Welcome to the Brave New World of AI Opinion Polling
Opinion polling is dead. Long live opinion polling!
I’ve never been all that interested in opinion polls. But I do love data. So after reading a recent paper on using generative AI engines to simulate survey results, my only thought was: “Where do I sign up?”
Keep in mind the growing problems traditional survey takers have been facing, including how to deal with the fact that most people now use only mobile phones, and that more and more of us refuse to answer any call coming from unfamiliar numbers.
Also, remember that traditional public opinion polls are not synonymous with public opinion. Polls use the stated opinions of a tiny slice of a population as a proxy for public opinion. But professional pollsters understand that the people who responded to their polls don’t perfectly represent their neighbors or compatriots. So the pros use their knowledge of demographics to adjust survey responses using statistical weights to estimate a better match for the real world.
The idea behind this new AI-driven approach is that we can drop the non-representative survey responses altogether and focus exclusively on the demographics. Will an AI simulation be perfect? Of course not. But it might sometimes give us a quality that’s comparable to telephone surveys were in their glory years. And at the very least, it’ll provide a new data resource.
Oh, and it’s free. And fun.
My first resource for demographics was Elections Canada election results from both the 2019 and 2021 federal elections. I then grabbed the huge Statistics Canada 2021 census dataset. That gives us 2,631 data points for each of the 338 electoral districts (ridings) across Canada. For this experiment, I selected these measures:
Median income
Median age
Percentage living in detached home
Percentage married
Average number of children
Gini index (income inequality)
Percentage owning their home
Percentage living in government housing
Percentage immigrants
Percentage non-permanent residents
Percentage earned bachelors degree
Percentage employed
Percentage speak English at work
Percentage speak French at work
Percentage work at home
Once I’d dropped all that data into a spreadsheet, I had robust profiles for each riding across the country. My next step was to feed everything to the friendly AI of my choice.

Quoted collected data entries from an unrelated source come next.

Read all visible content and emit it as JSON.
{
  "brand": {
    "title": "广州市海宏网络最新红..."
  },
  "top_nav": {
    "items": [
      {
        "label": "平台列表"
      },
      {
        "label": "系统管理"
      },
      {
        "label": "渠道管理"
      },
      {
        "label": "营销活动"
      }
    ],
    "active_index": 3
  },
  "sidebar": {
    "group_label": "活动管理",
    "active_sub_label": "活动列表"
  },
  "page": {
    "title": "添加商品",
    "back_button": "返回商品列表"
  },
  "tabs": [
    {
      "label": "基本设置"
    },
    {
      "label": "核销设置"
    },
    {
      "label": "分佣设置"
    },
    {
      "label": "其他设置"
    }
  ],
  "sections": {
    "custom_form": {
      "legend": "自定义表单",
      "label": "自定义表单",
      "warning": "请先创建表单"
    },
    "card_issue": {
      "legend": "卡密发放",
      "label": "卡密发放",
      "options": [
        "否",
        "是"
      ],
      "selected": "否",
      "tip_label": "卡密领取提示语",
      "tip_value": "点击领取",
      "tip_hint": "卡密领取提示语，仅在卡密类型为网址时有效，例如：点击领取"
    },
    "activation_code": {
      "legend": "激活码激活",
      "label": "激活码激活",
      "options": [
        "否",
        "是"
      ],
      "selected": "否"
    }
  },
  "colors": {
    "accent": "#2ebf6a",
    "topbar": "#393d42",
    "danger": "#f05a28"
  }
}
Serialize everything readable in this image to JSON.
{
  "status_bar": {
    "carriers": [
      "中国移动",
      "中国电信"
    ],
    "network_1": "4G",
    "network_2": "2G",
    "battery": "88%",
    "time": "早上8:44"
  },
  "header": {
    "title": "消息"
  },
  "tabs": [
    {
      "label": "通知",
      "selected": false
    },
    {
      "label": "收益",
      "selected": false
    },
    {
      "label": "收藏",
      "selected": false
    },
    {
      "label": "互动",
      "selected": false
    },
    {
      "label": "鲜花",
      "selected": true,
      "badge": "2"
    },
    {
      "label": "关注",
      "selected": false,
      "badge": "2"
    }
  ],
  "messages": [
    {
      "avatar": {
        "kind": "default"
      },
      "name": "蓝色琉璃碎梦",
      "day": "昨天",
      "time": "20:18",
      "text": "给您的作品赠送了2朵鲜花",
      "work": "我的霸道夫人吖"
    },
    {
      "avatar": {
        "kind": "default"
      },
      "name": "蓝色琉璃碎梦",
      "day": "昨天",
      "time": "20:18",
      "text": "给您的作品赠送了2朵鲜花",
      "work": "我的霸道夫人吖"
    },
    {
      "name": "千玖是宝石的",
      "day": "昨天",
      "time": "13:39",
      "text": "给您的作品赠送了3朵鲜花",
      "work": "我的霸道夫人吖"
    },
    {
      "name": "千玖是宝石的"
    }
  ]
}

From here, simulating a highly-representative survey of a wide swath of Canadians will be easy. Based on a recent post in The Audit, I began with this survey question:
Over the past 15 years, Canada has spent more than three billion dollars funding the international organization: 'Global Fund to Fight AIDS, Tuberculosis and Malaria'. The organization has had some success, but their job isn't complete. Do you think we should: increase our funding, decrease our funding, or leave the funding where it is?
The results suggested that 121 “ridings” wanted Canada to increase program funding, 119 wanted funding reduced, and 98 preferred things the way they are.
But as you all know, the way you ask the question largely determines the answers you get. How might people respond when they’ve got some more to chew on? Here’s an alternate version of our survey question:
Over the past 15 years, Canada has spent more than three billion dollars funding the international organization: 'Global Fund to Fight AIDS, Tuberculosis and Malaria'. The organization has had some success, but they've consistently failed to meet many of their objectives. Critics suggest that our money could be put to better use. Do you think we should: increase our funding, decrease our funding, or leave the funding where it is?
The “increase funding” crowd shrank from 121 down to 82, while “leave it where it is” climbed from 98 to 137. Interestingly, “decrease funding” remained steady at 119.
How did responses to the second question vary between provinces? Take a look for yourself:
“Decrease funding” seems to dominate in Nova Scotia and “leave funding where it is” appears to have a higher proportion of support in Quebec than anywhere else.
Do those results make sense? For whatever it’s worth, I suspect that if we were to dive deeply into results from a few more survey questions we’d discover a reasonably strong relationship with real-world opinions. Of course, it might help things if I beefed up the demographics a bit. I could, for instance, add metrics representing urban vs rural ridings and dominant ethnic population groups.
I’m only beginning to appreciate where this could go. For example, I could imagine these tools being helpful for targeting public service, political, or commercial communications. Policy officials could use the data to more effectively deliver government services. And this kind of data could reduce the costs and resources required for important research projects.
Excellent read...predicting is always a fun sport. Even for AI.
Your experiment demonstrates how sensitive the "responses" are to the way the question is asked. But more fundamentally: Having built this more or less comprehensive socio-econom ic profile of each riding, where exactly do the "opinions" come from? Something's missing here.